Ahead of them was a group of survivors who stood in the middle of the intersection, and Perkins cringed when it appeared that Mathews was about to drive right through the crowd.

“Stop,” he cried, squinting out the side window. A face caught his attention, a boy with a shaved head and earrings. He looked familiar.

The revelation stole Doctor Perkins’s breath. Months ago, the boy had entered Colony East with Abigail Leigh. Perkins would bet he had come to Atlanta with the Leigh girl and Dawson. “That boy in the green shirt,” he said, pointing him out. “Get him.”

5.05
ALPHARETTA

The presence of Doctor Droznin troubled Dawson. He hadn’t liked or trusted the Russian scientist at Colony East, and he worried about the tricks she might try to play now that she was inside the plant.

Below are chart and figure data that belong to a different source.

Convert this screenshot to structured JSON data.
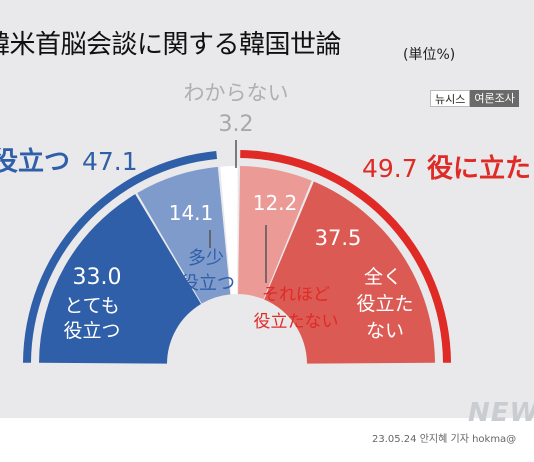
{
  "header": {
    "title": "韓米首脳会談に関する韓国世論",
    "unit": "(単位%)",
    "source_left": "뉴시스",
    "source_right": "여론조사"
  },
  "footer": {
    "credit": "23.05.24 안지혜 기자 hokma@",
    "watermark": "NEW"
  },
  "chart_data": {
    "type": "pie",
    "style": "half-donut",
    "unit": "%",
    "slices": [
      {
        "label": "とても役立つ",
        "value": 33.0,
        "color": "#2f5fa8"
      },
      {
        "label": "多少役立つ",
        "value": 14.1,
        "color": "#7f9bcc"
      },
      {
        "label": "わからない",
        "value": 3.2,
        "color": "#ffffff"
      },
      {
        "label": "それほど役立たない",
        "value": 12.2,
        "color": "#eb9a95"
      },
      {
        "label": "全く役立たない",
        "value": 37.5,
        "color": "#dc5a54"
      }
    ],
    "groups": [
      {
        "label": "役立つ",
        "value": 47.1,
        "color": "#2f5fa8"
      },
      {
        "label": "役に立た",
        "value": 49.7,
        "color": "#e02a26"
      }
    ]
  }
}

Sandy must have seen the look in his eyes, because she whispered, “Give Doctor Droznin a chance.”

He gathered everyone together and briefed them on the explosives and the likelihood that Perkins would mount an assault.

Dawson described the white, waxy look and feel of C4 and said, “I found twelve charges inside the plant. Perkins wanted to take this plant offline for a long time. The explosives are outside now, a safe distance away. I combed the plant twice, and I believe I found everything. If you find something that resembles C4, get me right away. It’s safe to handle as long as the fuse remains imbedded.”

Then he raised his security concerns. “Perkins will send a team after us. You can bet Lieutenant Mathews will lead it.”


Captain
Mathews,” Murphy corrected bitterly.

A sour pit formed in Dawson’s stomach. “We have no weapons, unless you count fire extinguishers. All we can do is barricade ourselves and wait for the cavalry to arrive.”